In the midst of the struggle, I remember thinking…”if my child were here right now and I had to do whatever it took to keep them alive, then I would do it without question, so why is this any different?” I believed that I was fighting for their life, before it even began. Now every time I look into those blue eyes, or feel the little tug of my pantleg, or get a request for a “hug” or to “hold you”, I am so thankful that God gave me that perspective.

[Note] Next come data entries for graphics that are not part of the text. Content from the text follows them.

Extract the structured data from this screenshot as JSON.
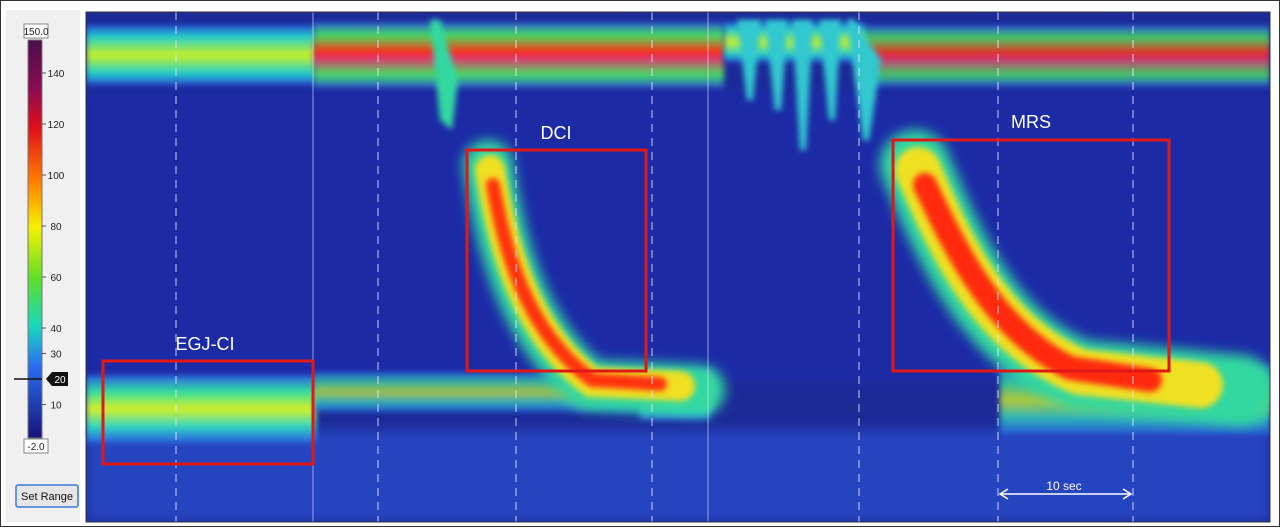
{
  "colorbar": {
    "max_label": "150.0",
    "min_label": "-2.0",
    "ticks": [
      140,
      120,
      100,
      80,
      60,
      40,
      30,
      10
    ],
    "marker": 20
  },
  "button": "Set Range",
  "annotations": {
    "egj": "EGJ-CI",
    "dci": "DCI",
    "mrs": "MRS"
  },
  "scale_bar": "10 sec"
}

I keep a running prayer log of people that I know that are in that same fight. It is such a joy when I get to mark them off of my list…because it means that they have welcomed a child into their family. Although now, I’ve had to put some of those friends back on the list. They are moms already, but that doesn’t mean that they aren’t still contending for a child, another one. When God places a desire for a child in your heart, it is very real—whether it’s the first, third, or fifth. So don’t say to someone, “well at least they have so and so (referring to their first child). Although they may not be battling for their identity as a parent, they are contending for life and for their family.
The way in which a family has to fight doesn’t matter either. The struggle is still real. I’ve seen adoptions fail or simply not come through, and the emotions are so similar to that of infertility. You feel loss and uncertainty, and yet you cling to hope believing for that next member of the family. It was always frustrating to me when people would flippantly say “Oh why don’t you just adopt?” I always wanted to respond. “Really? Because it’s that easy?” I was always open to adoption, but the process of adoption is far from clear, nor is it certain. You have no more guarantee of getting a child through adoption than you do with trying to conceive one. Sure agencies can give you a guarantee, but they can’t guarantee a child without a wait or heartache. But if your emotions can handle it, then most of the time adoption does work out.

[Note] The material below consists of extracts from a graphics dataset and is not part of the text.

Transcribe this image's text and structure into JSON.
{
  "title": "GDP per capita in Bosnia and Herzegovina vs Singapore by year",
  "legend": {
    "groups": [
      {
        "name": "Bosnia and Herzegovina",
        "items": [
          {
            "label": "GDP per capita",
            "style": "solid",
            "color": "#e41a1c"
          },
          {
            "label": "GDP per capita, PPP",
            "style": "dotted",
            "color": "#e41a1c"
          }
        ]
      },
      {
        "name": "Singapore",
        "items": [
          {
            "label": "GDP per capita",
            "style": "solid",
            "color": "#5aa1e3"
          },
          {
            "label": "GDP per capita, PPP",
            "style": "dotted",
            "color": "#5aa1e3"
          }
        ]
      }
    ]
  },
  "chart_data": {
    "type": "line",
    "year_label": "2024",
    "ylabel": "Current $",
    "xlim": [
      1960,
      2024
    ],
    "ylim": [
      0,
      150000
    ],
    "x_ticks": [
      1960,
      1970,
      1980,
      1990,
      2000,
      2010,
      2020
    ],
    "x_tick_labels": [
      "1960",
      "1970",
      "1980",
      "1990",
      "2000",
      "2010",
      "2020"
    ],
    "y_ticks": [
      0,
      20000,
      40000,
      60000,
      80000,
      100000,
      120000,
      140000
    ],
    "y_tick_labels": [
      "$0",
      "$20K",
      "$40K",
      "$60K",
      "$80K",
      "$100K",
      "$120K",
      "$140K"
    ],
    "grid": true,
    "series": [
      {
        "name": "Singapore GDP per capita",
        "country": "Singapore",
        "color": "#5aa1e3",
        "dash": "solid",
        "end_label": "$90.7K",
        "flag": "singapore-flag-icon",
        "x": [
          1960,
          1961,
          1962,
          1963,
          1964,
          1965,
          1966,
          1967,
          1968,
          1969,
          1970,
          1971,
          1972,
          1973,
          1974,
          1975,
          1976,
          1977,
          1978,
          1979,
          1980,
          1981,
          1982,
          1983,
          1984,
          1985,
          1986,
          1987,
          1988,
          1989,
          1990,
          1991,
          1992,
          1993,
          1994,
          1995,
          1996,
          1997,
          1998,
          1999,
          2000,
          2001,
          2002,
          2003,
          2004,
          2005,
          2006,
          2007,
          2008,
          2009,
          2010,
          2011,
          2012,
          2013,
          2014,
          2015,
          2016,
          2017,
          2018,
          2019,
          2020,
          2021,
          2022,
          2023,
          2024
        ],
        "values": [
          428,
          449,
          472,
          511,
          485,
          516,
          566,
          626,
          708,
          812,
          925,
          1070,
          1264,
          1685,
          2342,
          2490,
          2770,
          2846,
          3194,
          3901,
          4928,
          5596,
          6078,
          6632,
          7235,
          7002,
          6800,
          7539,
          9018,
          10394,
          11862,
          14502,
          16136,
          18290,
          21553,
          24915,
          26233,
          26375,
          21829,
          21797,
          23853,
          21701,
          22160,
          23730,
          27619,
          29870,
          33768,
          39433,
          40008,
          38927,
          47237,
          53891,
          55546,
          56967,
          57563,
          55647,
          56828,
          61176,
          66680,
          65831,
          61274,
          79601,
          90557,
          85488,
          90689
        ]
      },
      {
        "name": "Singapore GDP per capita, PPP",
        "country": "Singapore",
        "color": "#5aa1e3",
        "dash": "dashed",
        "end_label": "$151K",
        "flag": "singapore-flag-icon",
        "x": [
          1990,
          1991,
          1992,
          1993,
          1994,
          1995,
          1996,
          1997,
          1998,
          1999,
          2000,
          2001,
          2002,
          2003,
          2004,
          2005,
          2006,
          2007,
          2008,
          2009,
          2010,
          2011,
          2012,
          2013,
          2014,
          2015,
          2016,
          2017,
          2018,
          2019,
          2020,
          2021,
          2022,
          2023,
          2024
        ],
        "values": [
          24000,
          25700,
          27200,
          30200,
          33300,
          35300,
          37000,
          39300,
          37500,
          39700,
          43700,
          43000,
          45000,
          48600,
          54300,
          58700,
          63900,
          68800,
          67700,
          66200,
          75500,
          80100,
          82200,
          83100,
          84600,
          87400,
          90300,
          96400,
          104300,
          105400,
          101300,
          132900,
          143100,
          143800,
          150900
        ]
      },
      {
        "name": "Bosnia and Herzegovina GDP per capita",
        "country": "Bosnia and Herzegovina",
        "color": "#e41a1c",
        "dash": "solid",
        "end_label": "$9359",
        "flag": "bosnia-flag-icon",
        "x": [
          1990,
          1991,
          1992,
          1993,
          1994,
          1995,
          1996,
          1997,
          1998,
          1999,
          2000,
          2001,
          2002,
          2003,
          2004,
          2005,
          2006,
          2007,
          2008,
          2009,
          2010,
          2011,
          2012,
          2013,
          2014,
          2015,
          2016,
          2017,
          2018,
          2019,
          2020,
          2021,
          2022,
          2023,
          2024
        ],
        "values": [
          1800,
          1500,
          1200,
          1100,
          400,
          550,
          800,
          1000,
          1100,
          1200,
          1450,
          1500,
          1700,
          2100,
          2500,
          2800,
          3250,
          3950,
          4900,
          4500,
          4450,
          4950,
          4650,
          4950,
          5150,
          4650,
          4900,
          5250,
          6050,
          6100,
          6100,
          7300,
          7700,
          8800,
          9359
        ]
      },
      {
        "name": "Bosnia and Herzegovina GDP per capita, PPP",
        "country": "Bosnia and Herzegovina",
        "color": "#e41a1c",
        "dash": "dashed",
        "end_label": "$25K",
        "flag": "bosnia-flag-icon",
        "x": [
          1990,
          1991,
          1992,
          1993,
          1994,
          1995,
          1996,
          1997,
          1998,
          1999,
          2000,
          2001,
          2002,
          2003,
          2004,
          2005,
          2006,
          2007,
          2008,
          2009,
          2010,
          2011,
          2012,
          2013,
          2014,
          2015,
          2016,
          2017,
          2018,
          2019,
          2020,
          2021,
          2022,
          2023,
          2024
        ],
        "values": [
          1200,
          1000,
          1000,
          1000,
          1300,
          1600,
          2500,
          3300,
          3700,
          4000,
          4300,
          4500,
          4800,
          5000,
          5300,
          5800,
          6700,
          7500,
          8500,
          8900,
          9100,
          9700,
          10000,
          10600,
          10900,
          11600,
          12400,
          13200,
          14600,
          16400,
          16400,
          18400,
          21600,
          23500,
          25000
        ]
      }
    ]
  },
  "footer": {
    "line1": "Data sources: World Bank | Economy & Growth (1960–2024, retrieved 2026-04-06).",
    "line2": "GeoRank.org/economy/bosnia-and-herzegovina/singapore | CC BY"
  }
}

This past week, two of my friends had miscarriages, and one of my friends admitted hopelessness after waiting for years for her adopted child — my heart aches for them. They ache for a child. God has given them a desire, and they are answering the call to contend and believe for that child.
We all have our struggles, whether it be finances, food, infertility etc,—regardless of the battle, we cannot give up! Just as we win one battle, another one is on the horizon. Don’t stop fighting and don’t give up hope. You may need to rest or even take a break, but don’t give up. In the end, it is well worth it.
Great wisdom babe. This is one of those posts that could really help people who don’t really know or understand infertility, how to approach it with people who are going through it.
I’m so sorry for your friends – on the other side of infertility makes the ache for others that much more present. I know they’re fortunate to have you on their team.
For us, infertility was a kind of undercurrent – not something you could necessarily see from the water’s surface, but something we were paddling hard against in the tread of every day life. With every month that passes, with every new cycle of wait or elevated treatment, the current pulled a little harder. The support of others who’ve been there is a graceful reprieve!
Great post Kristy! Your wisdom and compassion is definitely evident….
Please add me to your list. I miscarried
my precious Wesley in December at 11
weeks making that my 3rd loss in 6 months.
I am 5 weeks pregnant again and we are
begging God to meet this precious soul here on
earth. The infertility battle has been the
toughest thing I have braved on earth but
I cannot wish it away because God has
used it most powerfully in my sanctification.
what a wonderful post. i know i’ve been so blessed personally by your experience and wisdom! while our stories are a tad different, it’s such a blessing to know others who’ve walked this road and continue to walk it with others! thank you for sharing your heart!
You are a wise, strong and encouraging woman, Kristy. For my friends that are struggling with infertitily, I use you as a testimony! Awesome.
This is really awesome…I can relate.
Tara and I just had this conversation a few weeks ago plus I have been walking along side a dear friend of mine for the past 2 years who has been dealing with infertility. I don’t think I can ever look at a pregnancy or Landon the same. The hurt and grief is something I can only imagine…..thanks for posting this
Nice sharing your story. I have struggled with infertility my self, but you see the moment a child is born, it is always well worth it. you just cant put a price to that feeling… I have 3 children of my own now…Thank God
Great wisdom babe. This is one of those posts that could really help people who don’t really know or understand infertility, how to approach it with people who are going through it.